Equitable Distribution 401K. I had large sum of money in my 401K when we got married. More was added during the 5 year marriage. A house was purchased using much of the 401K. Now that we are distributing the assets, my question is about how much of the 401K is mine. At the time of purchase, the "marital bucket" and my personal "bucket" can be calculated.
Much more than the "marital portion" of the 401K was used to buy the house. Is the rest left over in the 401K mine? That is, does the marital portion get used up first (last in, first out principal)? I understand that I "gifted" the rest from my separate portion. The equity in the house will be distributed equally.

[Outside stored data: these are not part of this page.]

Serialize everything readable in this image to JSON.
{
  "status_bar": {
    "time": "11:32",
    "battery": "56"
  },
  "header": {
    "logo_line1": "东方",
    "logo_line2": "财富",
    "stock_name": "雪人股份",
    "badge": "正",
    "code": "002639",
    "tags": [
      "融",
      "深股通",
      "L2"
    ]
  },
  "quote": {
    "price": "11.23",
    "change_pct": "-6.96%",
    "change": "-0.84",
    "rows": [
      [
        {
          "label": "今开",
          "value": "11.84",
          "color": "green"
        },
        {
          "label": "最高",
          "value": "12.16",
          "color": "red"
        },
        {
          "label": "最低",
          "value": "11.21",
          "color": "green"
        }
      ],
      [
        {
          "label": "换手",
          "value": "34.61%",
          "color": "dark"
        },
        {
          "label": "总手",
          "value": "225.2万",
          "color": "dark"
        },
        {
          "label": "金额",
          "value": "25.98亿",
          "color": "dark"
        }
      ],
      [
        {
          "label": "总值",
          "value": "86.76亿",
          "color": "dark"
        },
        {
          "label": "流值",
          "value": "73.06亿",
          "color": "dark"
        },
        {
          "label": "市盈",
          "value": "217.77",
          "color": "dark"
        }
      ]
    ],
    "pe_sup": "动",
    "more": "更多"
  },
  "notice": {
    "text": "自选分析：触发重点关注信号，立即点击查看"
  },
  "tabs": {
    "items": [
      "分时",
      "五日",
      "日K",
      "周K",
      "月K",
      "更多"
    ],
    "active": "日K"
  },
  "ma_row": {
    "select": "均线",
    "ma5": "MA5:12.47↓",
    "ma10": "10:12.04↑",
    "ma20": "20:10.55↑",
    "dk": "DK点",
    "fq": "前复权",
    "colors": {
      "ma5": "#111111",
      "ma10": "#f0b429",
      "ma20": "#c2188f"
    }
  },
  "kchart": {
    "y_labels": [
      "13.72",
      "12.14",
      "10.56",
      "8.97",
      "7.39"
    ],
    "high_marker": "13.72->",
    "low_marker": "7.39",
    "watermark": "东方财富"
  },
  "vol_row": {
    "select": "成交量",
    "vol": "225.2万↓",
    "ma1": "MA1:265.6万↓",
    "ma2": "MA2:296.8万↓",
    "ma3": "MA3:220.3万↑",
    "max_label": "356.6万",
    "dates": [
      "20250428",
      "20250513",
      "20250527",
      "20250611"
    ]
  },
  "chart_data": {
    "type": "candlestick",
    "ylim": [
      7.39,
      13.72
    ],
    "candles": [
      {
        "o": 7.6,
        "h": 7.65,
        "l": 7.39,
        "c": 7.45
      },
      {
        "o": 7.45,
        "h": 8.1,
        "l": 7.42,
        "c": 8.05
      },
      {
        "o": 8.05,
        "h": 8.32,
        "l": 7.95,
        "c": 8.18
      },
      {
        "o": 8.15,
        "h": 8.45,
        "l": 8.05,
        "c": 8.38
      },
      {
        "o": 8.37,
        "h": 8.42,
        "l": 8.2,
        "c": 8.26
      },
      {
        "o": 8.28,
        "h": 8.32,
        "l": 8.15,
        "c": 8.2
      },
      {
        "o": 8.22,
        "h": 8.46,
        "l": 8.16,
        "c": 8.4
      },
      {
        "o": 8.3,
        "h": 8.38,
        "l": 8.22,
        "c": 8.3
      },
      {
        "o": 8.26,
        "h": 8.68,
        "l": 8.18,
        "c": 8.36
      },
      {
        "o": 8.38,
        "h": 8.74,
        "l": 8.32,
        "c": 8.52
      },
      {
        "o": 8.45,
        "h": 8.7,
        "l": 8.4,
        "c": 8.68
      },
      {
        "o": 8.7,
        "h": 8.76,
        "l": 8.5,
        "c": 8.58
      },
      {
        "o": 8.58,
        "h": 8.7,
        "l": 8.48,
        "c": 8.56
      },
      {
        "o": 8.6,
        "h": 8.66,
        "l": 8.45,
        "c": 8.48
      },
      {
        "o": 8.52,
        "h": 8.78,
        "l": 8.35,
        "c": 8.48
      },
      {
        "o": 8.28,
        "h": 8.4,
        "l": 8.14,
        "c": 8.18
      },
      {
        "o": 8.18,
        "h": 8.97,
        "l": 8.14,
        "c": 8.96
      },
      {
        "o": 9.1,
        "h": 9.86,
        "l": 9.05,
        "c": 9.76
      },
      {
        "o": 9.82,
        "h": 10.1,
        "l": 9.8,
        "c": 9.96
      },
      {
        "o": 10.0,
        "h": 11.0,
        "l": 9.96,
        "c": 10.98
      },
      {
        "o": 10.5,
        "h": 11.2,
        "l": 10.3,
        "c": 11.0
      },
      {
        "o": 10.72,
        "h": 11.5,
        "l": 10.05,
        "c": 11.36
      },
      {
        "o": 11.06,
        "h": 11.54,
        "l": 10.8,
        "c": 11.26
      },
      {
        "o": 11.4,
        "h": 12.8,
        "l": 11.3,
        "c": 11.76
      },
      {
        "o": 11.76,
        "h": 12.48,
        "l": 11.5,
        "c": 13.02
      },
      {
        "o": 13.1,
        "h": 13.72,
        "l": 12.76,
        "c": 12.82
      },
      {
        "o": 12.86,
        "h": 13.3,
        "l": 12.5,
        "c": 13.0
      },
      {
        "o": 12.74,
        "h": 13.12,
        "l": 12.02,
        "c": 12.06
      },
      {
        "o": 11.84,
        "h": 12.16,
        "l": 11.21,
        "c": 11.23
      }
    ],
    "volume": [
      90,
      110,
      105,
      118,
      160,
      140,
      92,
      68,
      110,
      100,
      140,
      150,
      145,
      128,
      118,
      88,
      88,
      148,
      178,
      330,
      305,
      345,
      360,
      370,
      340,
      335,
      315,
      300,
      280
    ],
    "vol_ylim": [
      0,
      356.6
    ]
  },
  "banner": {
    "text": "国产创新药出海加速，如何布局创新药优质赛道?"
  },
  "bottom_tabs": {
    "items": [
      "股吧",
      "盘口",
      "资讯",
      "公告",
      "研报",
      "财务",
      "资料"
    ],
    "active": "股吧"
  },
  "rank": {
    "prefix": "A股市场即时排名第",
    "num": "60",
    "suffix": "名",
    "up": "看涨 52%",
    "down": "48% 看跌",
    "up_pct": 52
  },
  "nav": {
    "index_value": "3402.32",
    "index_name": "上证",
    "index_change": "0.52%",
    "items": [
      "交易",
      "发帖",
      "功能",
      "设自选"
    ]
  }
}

Answered on: 8/27/13, 12:49 pm by Christopher Brown
There is no cookie cutter answer to your question. The courts look to the below factors when separating marital property: (1) the duration of the marriage, (2) contributions of the parties to the marital estate, (3) age of the parties, (4) health of the parties, (5) life status of the parties, (6) necessities and circumstances of the parties, (7) earning abilities of the parties, (8) past relations of the parties, and (9) general principles of equity.
Generally, commingled property can be placed in the marital pot. Also, the appreciated value of the non-marital asset may be included unless it appreciated “passively”. And so-called separate property can be “invaded” in order to provide an equitable distribution of the marital estate. I need more information to give you a realistic assessment of your situation. Keep in mind, the realm of marital property division has very few bright line rules. "Equity" is the theme in this area. As you might predict, what is equitable In the eyes of one judge or arbitrator may not be so for another.